Jockey Cidade Jardim no centro de disputa: desapropriação e dívida acirram debates
O emblemático Jockey Club Cidade Jardim voltou a ocupar espaço central nas discussões sobre uso do solo e equipamentos públicos em São Paulo. A Prefeitura tem avançado no processo que pode levar à desapropriação do hipódromo — terreno de cerca de 619 mil m² às margens do Rio Pinheiros — com a proposta de transformá-lo em parque municipal e equipamentos públicos, enquanto a direção do Jockey resiste e aponta contra-argumentos sobre dívidas e patrimônio. Área subutilizada A pauta ganhou impulso em audiências públicas e na Câmara Municipal. Parlamentares e representantes do Executivo defendem que a área, hoje subutilizada e com elevado passivo tributário, poderia se tornar um parque capaz de ampliar áreas verdes na cidade. Por outro lado, conselheiros e integrantes do próprio Jockey alertam para a relevância histórica, econômica e para o emprego gerado pelo turfe, além de questionarem o cálculo e a forma da desapropriação. Interesse privado A administração municipal alega que transformar o hipódromo em espaço público é uma oportunidade para recuperar uma área estratégica junto ao Rio Pinheiros; especialistas e setores do mercado imobiliário, entretanto, observam interesse privado intenso sobre o terreno, o que torna a disputa política e judicial complexa.
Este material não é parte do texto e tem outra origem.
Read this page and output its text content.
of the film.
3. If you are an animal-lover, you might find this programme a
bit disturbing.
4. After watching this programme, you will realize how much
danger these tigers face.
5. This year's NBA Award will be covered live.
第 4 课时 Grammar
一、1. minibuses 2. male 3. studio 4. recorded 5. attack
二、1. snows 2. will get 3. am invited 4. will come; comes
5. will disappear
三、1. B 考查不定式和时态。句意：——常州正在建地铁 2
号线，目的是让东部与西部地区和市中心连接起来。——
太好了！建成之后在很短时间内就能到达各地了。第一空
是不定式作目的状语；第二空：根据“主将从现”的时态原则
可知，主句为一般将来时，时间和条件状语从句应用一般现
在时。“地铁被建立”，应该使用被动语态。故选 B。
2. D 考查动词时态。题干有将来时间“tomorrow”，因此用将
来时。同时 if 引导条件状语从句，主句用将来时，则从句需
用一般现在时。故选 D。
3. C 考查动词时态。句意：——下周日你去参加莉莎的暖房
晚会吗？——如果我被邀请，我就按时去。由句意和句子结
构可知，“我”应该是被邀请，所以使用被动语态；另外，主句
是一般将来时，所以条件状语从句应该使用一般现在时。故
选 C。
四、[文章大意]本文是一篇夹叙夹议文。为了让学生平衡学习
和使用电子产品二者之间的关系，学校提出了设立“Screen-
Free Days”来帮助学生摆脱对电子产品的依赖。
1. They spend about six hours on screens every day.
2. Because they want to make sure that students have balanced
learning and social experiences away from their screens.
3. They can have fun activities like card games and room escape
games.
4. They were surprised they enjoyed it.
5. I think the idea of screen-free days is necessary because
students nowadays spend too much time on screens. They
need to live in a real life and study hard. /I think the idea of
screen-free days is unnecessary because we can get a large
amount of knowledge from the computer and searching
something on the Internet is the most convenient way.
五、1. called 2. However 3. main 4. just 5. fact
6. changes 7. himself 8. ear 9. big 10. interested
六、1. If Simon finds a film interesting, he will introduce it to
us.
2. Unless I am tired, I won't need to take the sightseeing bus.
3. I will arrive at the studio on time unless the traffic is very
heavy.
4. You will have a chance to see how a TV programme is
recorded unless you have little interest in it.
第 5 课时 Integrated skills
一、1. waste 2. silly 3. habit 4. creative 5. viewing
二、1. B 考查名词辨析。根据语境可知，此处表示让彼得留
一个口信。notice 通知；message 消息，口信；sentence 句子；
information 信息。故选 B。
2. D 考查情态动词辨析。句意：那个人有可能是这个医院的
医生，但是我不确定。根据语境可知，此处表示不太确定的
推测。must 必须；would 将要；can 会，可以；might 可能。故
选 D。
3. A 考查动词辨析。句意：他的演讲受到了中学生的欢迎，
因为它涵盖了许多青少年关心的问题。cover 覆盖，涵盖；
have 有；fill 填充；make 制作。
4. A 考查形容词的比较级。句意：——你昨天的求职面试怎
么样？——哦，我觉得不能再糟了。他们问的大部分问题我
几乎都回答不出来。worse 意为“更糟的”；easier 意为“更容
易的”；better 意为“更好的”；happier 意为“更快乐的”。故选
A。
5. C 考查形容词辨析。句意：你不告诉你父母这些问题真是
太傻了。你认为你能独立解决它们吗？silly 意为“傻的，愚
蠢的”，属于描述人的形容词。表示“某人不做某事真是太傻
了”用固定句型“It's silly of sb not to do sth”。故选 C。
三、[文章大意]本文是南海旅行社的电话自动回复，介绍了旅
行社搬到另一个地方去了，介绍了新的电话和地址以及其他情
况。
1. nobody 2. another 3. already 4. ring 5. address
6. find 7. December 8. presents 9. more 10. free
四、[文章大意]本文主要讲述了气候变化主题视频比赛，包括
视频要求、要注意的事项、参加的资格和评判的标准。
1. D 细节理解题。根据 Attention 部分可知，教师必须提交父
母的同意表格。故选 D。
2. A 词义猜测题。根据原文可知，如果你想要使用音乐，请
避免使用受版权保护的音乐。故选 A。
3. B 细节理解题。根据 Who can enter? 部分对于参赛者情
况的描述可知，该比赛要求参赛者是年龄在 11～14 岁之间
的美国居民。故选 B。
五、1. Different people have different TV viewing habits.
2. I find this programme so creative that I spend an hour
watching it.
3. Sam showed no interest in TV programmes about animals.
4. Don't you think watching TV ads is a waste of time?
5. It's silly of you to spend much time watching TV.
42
Investimentos, alternativas de destinação (como centro de equinoterapia, parque e usos culturais) e a necessidade de diálogo com a comunidade aparecem como condicionantes para qualquer decisão definitiva. Últimas áreas verdes da região
Com processos em tramitação e prazos abertos a discussões técnicas e jurídicas, a expectativa é de que as próximas audiências públicas e as tratativas entre Prefeitura, Jockey e órgãos reguladores definam se o terreno será desapropriado, projeto que promete alterar o entorno e multiplicar a atenção sobre uma das últimas grandes áreas verdes da zona oeste. A Gazeta de Pinheiros e outros veículos seguem acompanhando os desdobramentos.